Structure-Based Network Analysis of Activation Mechanisms in the ErbB Family of Receptor Tyrosine Kinases: The Regulatory Spine Residues Are Global Mediators of Structural Stability and Allosteric Interactions
Figure 3
Conformational Mobility Analysis of the EGFR-WT and EGFR-L858R Kinases.
Conformational mobility profiles of EGFR-WT are shown for the inactive Cdk/Src-IF1 form (pdb id 1XKK, left upper panel), the inactive Cdk/Src-IF2 state (pdb id 2RF9, middle upper panel) and the active conformation (pdb id 2ITX, right upper panel). Conformational mobility of EGFR-L858R is shown for the Cdk/Src-IF2 form (left lower panel) and the active conformation (right lower panel). The backbone heavy atoms (N,Cα,Cβ,C,O) were employed for the PCA computations. Conformational dynamics profiles were computed by averaging protein motions in the space of three lowest frequency modes. The color gradient from blue to red indicates the decreasing structural rigidity (or increasing conformational mobility) of the protein residues and refers to an average value over the backbone atoms in each residue.

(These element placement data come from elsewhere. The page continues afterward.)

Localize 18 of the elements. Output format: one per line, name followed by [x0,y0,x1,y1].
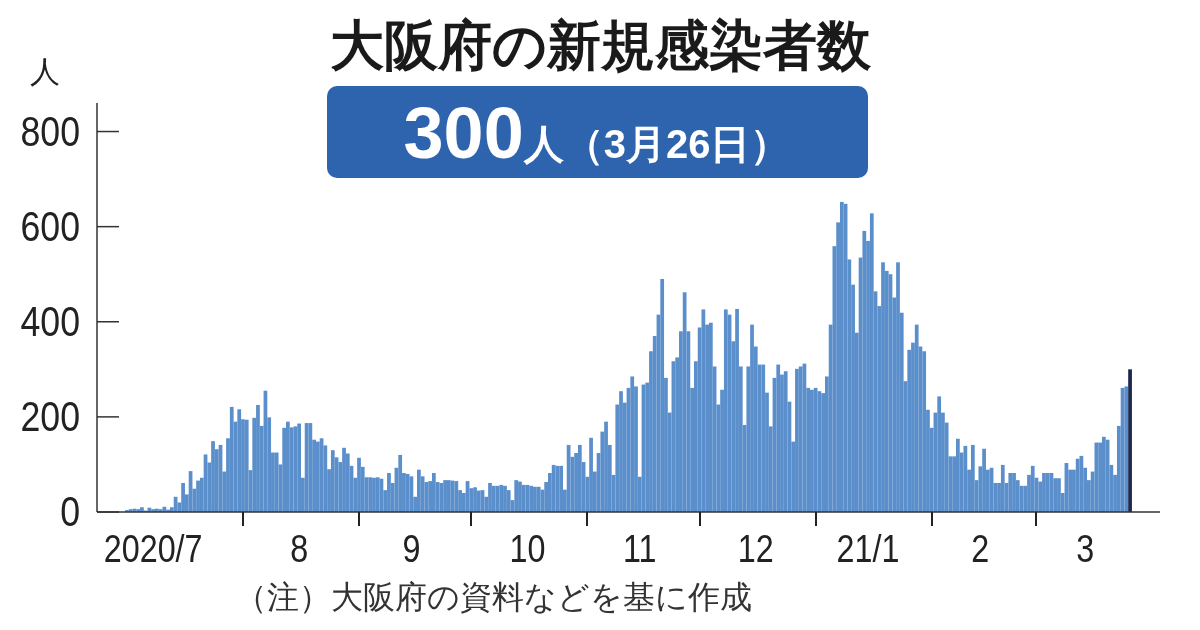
chart-subtitle: 300人（3月26日） [403,93,791,173]
x-tick-label: 9 [402,527,421,570]
x-tick-label: 2 [971,527,990,570]
x-tick-label: 10 [509,527,546,570]
y-tick-label: 400 [20,298,80,345]
x-tick-label: 11 [622,527,657,570]
x-tick-label: 8 [290,527,309,570]
x-tick-label: 2020/7 [103,527,203,570]
chart-title: 大阪府の新規感染者数 [329,15,872,75]
x-tick-label: 21/1 [836,527,900,570]
text: （注）大阪府の資料などを基に作成 [234,579,752,615]
x-tick-label: 3 [1076,527,1095,570]
x-tick-label: 12 [737,527,774,570]
y-tick-label: 200 [20,393,80,440]
y-tick-label: 800 [20,107,80,155]
y-tick-label: 600 [20,202,80,250]
y-axis-title: 人 [30,55,60,88]
y-tick-label: 0 [60,488,80,535]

The functional kinase regions αC-helix, αC-β4-loop, and αE-helix as well as the R-spine residues are annotated and their positions are indicated by arrows. The R-spine residues are also highlighted in spheres and colored according to their degree of structural stability. Conformational mobility profiles were obtained from simulations of complete structures, where unresolved segments and disordered loops were modeled with the ModLoop server [127], [128]. These profiles were mapped onto the original crystal structures of EGFR for clarity of presentation.